Updated: Jun 26, 2018

We're counting down to this year's dig and hoping that lots of people will come out to visit the site during the season. We're going to have special events and Living History re-enactors on site (thanks to a grant from the Heritage Lottery Fund), and I got to thinking that it might be fun to have a wander down the shore and see how hard it would be for Neolithic people to find basic raw materials. It turned out to be fairly simple, at least down at Warebeth beach near Stromness, and in the space of a couple of hours I'd amassed quite a little collection of suitable hammer stones, possible saddle querns, quern rubbers and even a ready made pot lid:

Ready to use saddle querns, rubbers and hammerstones
Ready to use saddle querns, rubbers and hammerstones

Next up - try & make a few Skaill knives - a single-use basic scraper named after the Bay of Skaill where they were first recorded during the 19th century excavation at Skara Brae. George Petrie worked out that they were made by taking a suitable flagstone cobble and wapping it really hard on the rocky ground, hence breaking off a big flake that could be used as a scraper type tool. These are everywhere on Neolithic sites - V G Childe says that in his excavation at Skara Brae they stopped saving them as they were so numerous. It's harder than it looks, but I did get a fair few in the end:

Home made Skaill knives
Home made Skaill knives

The trick is getting just the right thickness of flag cobble - too thick & it doesn't break at all or just shatters & sprays you with shrapnel.

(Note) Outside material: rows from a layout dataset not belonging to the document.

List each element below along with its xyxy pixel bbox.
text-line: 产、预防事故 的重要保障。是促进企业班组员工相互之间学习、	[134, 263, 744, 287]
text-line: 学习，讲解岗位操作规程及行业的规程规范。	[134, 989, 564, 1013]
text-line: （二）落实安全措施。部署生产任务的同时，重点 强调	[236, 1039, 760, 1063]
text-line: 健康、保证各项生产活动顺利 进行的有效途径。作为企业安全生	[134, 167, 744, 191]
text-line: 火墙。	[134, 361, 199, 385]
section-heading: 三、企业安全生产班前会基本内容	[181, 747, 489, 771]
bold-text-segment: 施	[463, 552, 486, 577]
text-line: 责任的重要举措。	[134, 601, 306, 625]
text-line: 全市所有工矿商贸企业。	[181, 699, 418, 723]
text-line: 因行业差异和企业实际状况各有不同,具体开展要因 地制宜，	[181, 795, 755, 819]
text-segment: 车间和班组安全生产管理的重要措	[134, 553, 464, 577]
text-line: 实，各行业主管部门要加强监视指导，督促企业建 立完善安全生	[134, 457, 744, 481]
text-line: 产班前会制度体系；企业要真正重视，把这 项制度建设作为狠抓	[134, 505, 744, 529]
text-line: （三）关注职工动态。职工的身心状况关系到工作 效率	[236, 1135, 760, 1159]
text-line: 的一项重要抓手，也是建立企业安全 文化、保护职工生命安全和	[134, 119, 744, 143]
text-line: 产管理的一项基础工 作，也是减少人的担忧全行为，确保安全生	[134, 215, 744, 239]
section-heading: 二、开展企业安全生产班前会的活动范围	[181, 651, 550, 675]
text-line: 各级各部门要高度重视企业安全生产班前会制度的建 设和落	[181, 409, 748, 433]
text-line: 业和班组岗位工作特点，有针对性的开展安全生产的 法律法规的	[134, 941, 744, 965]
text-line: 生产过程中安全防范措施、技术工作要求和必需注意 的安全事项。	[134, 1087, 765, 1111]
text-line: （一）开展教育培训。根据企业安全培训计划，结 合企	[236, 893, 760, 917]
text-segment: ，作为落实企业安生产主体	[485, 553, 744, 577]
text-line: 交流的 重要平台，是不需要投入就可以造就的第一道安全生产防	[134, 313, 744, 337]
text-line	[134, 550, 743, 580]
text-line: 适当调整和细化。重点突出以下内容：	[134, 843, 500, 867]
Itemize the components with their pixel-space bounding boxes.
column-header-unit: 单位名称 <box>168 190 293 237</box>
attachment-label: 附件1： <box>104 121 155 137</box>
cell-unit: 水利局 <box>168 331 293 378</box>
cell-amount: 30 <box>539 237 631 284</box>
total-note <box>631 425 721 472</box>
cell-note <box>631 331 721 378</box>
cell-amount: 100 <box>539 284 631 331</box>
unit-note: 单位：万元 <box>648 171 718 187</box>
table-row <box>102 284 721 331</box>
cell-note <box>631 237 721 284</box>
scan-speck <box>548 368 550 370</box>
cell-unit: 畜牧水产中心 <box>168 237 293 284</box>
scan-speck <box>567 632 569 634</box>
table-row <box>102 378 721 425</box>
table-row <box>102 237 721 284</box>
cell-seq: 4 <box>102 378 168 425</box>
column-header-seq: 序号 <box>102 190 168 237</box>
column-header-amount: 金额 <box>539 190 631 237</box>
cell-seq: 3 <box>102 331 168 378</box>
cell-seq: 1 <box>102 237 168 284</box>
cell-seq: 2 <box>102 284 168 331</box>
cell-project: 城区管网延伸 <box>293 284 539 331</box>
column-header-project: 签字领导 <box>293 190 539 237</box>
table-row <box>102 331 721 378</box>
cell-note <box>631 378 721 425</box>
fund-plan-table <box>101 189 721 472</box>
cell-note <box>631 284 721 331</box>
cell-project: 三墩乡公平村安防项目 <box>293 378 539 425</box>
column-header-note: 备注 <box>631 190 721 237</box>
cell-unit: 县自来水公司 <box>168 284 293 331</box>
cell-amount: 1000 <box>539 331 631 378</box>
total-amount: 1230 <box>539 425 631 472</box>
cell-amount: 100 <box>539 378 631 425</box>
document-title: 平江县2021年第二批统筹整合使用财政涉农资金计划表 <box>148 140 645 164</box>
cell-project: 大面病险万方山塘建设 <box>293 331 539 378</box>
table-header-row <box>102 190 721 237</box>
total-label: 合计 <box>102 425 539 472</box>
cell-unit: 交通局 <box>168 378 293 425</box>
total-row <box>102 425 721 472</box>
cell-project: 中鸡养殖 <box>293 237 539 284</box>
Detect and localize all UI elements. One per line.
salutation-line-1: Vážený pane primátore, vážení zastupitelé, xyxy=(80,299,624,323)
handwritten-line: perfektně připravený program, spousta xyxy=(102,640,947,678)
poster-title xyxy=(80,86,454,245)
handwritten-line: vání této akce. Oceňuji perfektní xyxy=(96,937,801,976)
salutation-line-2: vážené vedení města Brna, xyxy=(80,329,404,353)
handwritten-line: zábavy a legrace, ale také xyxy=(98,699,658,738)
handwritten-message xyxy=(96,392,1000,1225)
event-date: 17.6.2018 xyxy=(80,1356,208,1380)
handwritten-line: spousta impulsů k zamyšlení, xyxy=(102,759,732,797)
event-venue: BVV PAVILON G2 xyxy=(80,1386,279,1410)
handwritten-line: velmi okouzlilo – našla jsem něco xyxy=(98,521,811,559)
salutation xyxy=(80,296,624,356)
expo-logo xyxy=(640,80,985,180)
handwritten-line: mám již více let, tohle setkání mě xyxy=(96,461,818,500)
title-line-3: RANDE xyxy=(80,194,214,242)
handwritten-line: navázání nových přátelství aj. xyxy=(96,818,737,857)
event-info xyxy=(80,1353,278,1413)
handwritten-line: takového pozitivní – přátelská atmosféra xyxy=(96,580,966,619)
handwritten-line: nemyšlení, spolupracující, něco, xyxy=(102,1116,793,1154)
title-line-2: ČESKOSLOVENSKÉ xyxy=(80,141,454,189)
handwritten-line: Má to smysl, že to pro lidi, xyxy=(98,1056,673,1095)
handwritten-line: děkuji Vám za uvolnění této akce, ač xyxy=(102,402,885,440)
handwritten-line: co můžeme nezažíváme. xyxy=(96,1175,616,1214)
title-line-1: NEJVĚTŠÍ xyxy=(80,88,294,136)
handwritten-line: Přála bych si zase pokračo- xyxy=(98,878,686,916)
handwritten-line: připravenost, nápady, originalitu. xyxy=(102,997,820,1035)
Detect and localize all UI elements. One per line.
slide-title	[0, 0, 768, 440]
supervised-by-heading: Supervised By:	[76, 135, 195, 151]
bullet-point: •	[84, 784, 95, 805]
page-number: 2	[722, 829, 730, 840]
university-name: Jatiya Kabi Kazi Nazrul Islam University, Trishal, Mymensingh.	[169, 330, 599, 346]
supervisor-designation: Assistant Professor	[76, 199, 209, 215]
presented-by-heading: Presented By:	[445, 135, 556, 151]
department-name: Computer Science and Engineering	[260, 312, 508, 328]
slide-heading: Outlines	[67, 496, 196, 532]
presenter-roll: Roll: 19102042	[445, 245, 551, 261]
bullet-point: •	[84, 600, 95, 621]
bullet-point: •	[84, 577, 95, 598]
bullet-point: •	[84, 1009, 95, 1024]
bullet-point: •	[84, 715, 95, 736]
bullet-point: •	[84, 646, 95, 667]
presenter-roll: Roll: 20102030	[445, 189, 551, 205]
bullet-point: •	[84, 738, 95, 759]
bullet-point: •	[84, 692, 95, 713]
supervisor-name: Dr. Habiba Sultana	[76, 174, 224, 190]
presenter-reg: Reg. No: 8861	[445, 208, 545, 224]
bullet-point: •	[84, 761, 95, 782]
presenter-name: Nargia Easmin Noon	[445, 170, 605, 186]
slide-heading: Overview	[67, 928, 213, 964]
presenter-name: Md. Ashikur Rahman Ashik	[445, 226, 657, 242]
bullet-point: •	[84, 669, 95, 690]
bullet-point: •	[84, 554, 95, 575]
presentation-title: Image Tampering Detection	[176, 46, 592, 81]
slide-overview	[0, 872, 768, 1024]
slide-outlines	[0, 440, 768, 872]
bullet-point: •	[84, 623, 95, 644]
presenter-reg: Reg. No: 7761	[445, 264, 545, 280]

Flint is rather harder to manage in Orkney - there is some along the eastern side of Orkney, embedded in the boulder clay by ice sheets dragging it in from offshore deposits, but you have to spend ages scouring the shore for it. I cheated and went out to the Point of Ness where a ship called the Herald ran ashore in 1847 and there's a load of flint ballast on the beach. I got this little lot in a couple of hours but it took me three trips with a rucksack and a whole bag of custard doughnuts to get it back to the Landy:

Flint haul being inspected by the quality control collie
Flint haul being inspected by Patch the quality control collie

Some lovely big nodules there and I'd like to tell you that I spent several days industriously knapping and this was the end result:

Flint knapping examples
All knapped by my own fair hand...honest!

But I'd be lying - I got this little lot cheap as slight seconds on Ebay - maybe I'll learn to knap next winter - or should that be take extended naps?